After school was out for the summer, I went a full month before I dared to dial her number, and only then after practice-dialing it a dozen times. I finally dialed it for real, and she answered. A deep breath, and then my proposal: we go to a matinee showing of a new film called
Willy Wonka and the Chocolate Factory,
and we then go on a picnic to Richfield Park after the movie.

All innocent, safe, daylight activities. She loved the idea and said to pick her up Saturday at noon.

The most important part of this was that my parents were to have no clue I was going out on a date. If they were to find out, there would be an inquisition I imagined I would not survive.

Who is she?

What? She’s older than you?

She’s not Catholic?

She’s a cheerleader?

Are you sure she doesn’t have you confused with another Mike?

We don’t know her.

She lives
where?

Who are her parents?

How come we’ve never heard of her?

What kind of grades did she get?

She’s
not
going to college?

Wait, give me your yearbook. This is her? Oh, no siree, you’re not going anywhere with her!

Something like that, but with more questions.
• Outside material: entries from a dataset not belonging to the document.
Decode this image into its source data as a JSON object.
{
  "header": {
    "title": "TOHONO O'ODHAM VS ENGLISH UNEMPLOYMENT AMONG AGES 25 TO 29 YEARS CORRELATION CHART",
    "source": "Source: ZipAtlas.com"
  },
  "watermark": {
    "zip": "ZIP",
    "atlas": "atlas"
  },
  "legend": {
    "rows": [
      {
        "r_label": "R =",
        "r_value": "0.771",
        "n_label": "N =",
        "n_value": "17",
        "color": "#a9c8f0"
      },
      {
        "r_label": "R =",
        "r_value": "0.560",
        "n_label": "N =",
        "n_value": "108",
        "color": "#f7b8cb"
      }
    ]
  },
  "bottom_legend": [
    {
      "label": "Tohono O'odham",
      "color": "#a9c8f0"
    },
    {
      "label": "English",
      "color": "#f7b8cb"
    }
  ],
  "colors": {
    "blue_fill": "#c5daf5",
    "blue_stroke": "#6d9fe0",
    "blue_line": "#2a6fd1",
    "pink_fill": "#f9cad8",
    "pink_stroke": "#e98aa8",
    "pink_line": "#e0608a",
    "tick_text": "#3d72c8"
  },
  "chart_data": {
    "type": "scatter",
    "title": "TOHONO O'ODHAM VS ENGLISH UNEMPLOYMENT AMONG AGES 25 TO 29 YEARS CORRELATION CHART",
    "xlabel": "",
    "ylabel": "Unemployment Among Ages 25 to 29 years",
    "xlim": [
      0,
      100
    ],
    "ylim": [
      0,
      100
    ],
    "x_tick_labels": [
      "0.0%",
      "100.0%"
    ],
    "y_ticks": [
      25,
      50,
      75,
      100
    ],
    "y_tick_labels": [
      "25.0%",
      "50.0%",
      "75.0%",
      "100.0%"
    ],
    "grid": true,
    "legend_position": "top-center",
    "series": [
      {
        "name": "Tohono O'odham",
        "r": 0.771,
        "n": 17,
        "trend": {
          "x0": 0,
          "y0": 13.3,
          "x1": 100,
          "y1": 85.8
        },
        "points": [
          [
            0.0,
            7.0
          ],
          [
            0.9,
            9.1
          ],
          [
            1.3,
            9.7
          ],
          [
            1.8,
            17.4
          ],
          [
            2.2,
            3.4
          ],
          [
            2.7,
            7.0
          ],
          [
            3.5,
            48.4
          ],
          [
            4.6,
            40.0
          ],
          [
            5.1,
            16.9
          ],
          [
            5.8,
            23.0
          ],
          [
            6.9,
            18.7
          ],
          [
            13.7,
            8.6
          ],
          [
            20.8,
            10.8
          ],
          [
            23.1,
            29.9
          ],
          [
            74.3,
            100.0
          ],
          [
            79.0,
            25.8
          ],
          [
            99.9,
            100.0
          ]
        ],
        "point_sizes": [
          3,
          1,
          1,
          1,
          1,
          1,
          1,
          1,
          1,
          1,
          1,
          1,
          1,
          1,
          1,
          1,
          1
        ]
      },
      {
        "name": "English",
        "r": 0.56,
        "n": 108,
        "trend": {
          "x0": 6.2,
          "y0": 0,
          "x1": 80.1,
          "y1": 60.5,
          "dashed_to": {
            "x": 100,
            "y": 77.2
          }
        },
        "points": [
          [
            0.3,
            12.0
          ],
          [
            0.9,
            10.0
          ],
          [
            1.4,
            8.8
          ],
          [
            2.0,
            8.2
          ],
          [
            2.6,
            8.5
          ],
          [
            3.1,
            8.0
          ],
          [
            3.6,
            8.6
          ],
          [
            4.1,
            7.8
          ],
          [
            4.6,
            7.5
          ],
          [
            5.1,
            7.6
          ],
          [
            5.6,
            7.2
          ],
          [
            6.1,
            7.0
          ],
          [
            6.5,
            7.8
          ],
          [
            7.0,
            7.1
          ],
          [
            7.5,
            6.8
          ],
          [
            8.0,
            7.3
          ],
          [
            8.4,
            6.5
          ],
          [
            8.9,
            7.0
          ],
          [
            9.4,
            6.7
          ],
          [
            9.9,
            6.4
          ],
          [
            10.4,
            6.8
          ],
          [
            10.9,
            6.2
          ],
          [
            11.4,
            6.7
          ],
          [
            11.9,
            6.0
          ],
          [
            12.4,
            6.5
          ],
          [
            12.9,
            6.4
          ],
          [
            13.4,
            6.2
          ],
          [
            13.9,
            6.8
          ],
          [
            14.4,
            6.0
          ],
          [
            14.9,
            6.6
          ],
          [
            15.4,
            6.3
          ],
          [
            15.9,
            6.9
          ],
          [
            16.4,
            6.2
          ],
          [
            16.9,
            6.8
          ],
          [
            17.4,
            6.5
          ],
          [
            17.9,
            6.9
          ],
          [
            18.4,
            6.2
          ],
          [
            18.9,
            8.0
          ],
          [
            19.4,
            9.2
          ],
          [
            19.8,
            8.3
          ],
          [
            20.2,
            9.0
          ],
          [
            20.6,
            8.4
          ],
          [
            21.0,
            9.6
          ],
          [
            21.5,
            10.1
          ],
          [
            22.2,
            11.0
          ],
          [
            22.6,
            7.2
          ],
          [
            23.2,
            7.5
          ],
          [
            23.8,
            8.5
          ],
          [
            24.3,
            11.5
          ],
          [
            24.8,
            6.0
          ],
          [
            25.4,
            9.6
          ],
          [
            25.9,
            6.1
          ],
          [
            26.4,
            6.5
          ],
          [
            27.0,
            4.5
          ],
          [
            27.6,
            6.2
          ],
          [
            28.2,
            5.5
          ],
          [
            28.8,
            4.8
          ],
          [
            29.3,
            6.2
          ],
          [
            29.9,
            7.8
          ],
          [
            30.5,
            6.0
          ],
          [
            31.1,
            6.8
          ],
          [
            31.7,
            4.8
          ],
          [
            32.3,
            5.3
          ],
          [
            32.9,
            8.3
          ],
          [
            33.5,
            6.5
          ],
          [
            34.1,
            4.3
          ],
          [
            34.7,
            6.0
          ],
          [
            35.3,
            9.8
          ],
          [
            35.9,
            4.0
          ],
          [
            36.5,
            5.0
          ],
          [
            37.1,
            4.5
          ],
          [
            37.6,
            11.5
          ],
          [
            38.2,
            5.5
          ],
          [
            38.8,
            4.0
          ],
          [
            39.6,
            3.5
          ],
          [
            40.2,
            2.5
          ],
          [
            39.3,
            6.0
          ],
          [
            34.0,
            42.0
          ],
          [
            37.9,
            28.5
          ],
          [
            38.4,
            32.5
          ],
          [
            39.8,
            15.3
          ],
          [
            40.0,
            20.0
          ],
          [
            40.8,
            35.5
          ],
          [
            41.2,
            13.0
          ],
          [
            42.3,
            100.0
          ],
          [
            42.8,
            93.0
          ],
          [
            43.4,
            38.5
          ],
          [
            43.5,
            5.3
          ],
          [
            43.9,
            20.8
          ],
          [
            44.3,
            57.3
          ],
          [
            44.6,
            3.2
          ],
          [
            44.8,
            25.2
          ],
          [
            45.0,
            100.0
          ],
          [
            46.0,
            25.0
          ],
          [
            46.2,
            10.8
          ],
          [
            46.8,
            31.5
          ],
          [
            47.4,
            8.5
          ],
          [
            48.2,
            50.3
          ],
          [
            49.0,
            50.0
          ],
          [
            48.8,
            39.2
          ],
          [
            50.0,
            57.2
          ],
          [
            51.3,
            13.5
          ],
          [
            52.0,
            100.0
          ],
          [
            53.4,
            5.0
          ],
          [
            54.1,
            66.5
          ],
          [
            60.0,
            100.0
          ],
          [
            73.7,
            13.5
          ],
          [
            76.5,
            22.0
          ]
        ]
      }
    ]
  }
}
So the trick was to get the car for the afternoon without any suspicions being raised. I told them I was picking up a couple guys and we were going to go play twenty-seven holes at the Flint Park golf course. This was a lot of golf, especially for me. But I’m sure they were happy to hear that I was getting any kind of exercise, so the keys were handed over and I was off to the Promised Land.

The birth control seat (I mean, the bucket seat) had not yet been mass-produced, so car seats were just one long bench. And when Linda got in the car, she slid over next to me—and I had no idea how I would be able to drive after that. Did I mention she was a cheerleader? Did I tell you about the perfect smile and the angel-white skin and the way her legs crossed like twin beams designed to withstand the worst earthquakes? I didn’t think so.

We went to the Dort Mall Cinema, one of the first generation of mall theaters that were designed for “extra comfort,” and in this case that meant they had stiff metal-backed seats that reclined so you could be more “relaxed.” At least one of us relaxed during
Willy Wonka.
I was anything but. I don’t remember much about the movie because I couldn’t stop worrying about the picnic lunch I left in my car. I had put a bucket of Kentucky Fried Chicken in the trunk and it was a ninety-degree day. My other worry was,
What was I doing at a children’s movie on my first date?
Nevertheless, Linda thought it was sweet and she told me as we left that most boys wouldn’t have taken her to a movie like that. I did not take that as a compliment. I wanted to be like most boys.